From 939e217d34d58c624843f8b40734e034b970222c Mon Sep 17 00:00:00 2001
From: Maxime Puys <drakes00@gmail.com>
Date: Fri, 22 Mar 2024 08:24:26 +0100
Subject: [PATCH] Updated: Vagrantfile for automatic kernel build
---
Vagrantfile | 72 +++++++++++++----------------
{linux => src}/APKBUILD | 7 +++
{linux => src}/noise.c | 0
{linux => src}/noise.c.original | 0
{linux => src}/wireguard-leak.patch | 4 +-
5 files changed, 42 insertions(+), 41 deletions(-)

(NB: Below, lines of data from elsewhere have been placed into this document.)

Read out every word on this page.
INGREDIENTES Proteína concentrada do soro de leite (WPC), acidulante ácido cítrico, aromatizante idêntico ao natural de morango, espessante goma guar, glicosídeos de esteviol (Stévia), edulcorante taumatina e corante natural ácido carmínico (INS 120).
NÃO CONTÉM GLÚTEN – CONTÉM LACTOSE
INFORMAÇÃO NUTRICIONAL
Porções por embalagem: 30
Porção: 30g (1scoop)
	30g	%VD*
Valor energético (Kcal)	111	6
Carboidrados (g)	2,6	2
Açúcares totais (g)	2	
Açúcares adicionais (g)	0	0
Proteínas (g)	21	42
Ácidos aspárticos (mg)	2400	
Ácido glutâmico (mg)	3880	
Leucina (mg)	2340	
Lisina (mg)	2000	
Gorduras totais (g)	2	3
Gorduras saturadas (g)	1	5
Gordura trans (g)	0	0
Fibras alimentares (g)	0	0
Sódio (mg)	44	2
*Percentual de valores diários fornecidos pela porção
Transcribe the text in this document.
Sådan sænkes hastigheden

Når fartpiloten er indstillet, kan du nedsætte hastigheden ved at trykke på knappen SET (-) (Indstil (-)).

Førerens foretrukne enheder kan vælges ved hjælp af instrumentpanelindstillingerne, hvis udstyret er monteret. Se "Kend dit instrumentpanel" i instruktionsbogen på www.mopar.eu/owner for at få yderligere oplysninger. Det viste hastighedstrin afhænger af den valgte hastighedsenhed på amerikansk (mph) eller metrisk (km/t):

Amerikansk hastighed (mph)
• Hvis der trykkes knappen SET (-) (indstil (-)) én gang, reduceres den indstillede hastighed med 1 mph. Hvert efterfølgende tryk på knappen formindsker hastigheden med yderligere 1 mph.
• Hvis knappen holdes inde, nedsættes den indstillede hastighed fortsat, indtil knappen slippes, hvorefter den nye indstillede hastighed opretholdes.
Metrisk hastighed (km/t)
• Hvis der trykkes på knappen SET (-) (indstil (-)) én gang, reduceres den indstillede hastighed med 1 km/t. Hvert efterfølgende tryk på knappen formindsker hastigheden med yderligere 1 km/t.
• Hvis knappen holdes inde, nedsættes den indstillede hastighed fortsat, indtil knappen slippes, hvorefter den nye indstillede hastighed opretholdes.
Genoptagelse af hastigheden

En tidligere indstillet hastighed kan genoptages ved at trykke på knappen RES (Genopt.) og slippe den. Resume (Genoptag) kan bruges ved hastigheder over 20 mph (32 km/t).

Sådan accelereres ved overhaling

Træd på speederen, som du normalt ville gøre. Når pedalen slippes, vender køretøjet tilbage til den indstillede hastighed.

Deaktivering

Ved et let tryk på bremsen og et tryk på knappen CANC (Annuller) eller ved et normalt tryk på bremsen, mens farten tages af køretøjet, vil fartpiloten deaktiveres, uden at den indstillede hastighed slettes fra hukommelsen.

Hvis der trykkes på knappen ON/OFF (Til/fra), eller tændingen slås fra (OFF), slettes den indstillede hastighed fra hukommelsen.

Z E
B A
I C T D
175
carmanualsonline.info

rename {linux => src}/APKBUILD (98%)
rename {linux => src}/noise.c (100%)
rename {linux => src}/noise.c.original (100%)
rename {linux => src}/wireguard-leak.patch (98%)
diff --git a/Vagrantfile b/Vagrantfile
index bda0f17..c4e55ba 100644
--- a/Vagrantfile
+++ b/Vagrantfile
@@ -1,6 +1,6 @@
Vagrant.configure("2") do |config|
# Using latest Debian amd64 image
- config.vm.box = "debian/bookworm64"
+ config.vm.box = "generic/alpine318"
# Define three virtual machines with specific names and IP addresses
vm_configurations = [
@@ -28,9 +28,9 @@ Vagrant.configure("2") do |config|
# Mount local directories on VMs
if vm_config[:name] == "wireguard-client1"
- node.vm.box = "generic/alpine318"
node.vm.synced_folder "./wireguard-client1", "/etc/wireguard"
- node.vm.synced_folder "./linux", "/linux"
+ # node.vm.synced_folder "./linux", "/linux"
+
node.vm.provider "virtualbox" do |vb|
vb.memory = "4096"
vb.cpus = 8
@@ -48,6 +48,7 @@ Vagrant.configure("2") do |config|
# Allow Promiscuous Mode on attacker machine
if vm_config[:name] == "wireguard-attacker"
+ node.vm.box = "debian/bookworm64"
node.vm.provider "virtualbox" do |vb|
vb.customize ['modifyvm', :id, '--nicpromisc2', 'allow-all']
end
@@ -59,36 +60,17 @@ Vagrant.configure("2") do |config|
#!/bin/bash
echo "Hello from #{vm_config[:name]} with IP: #{vm_config[:ip]}!"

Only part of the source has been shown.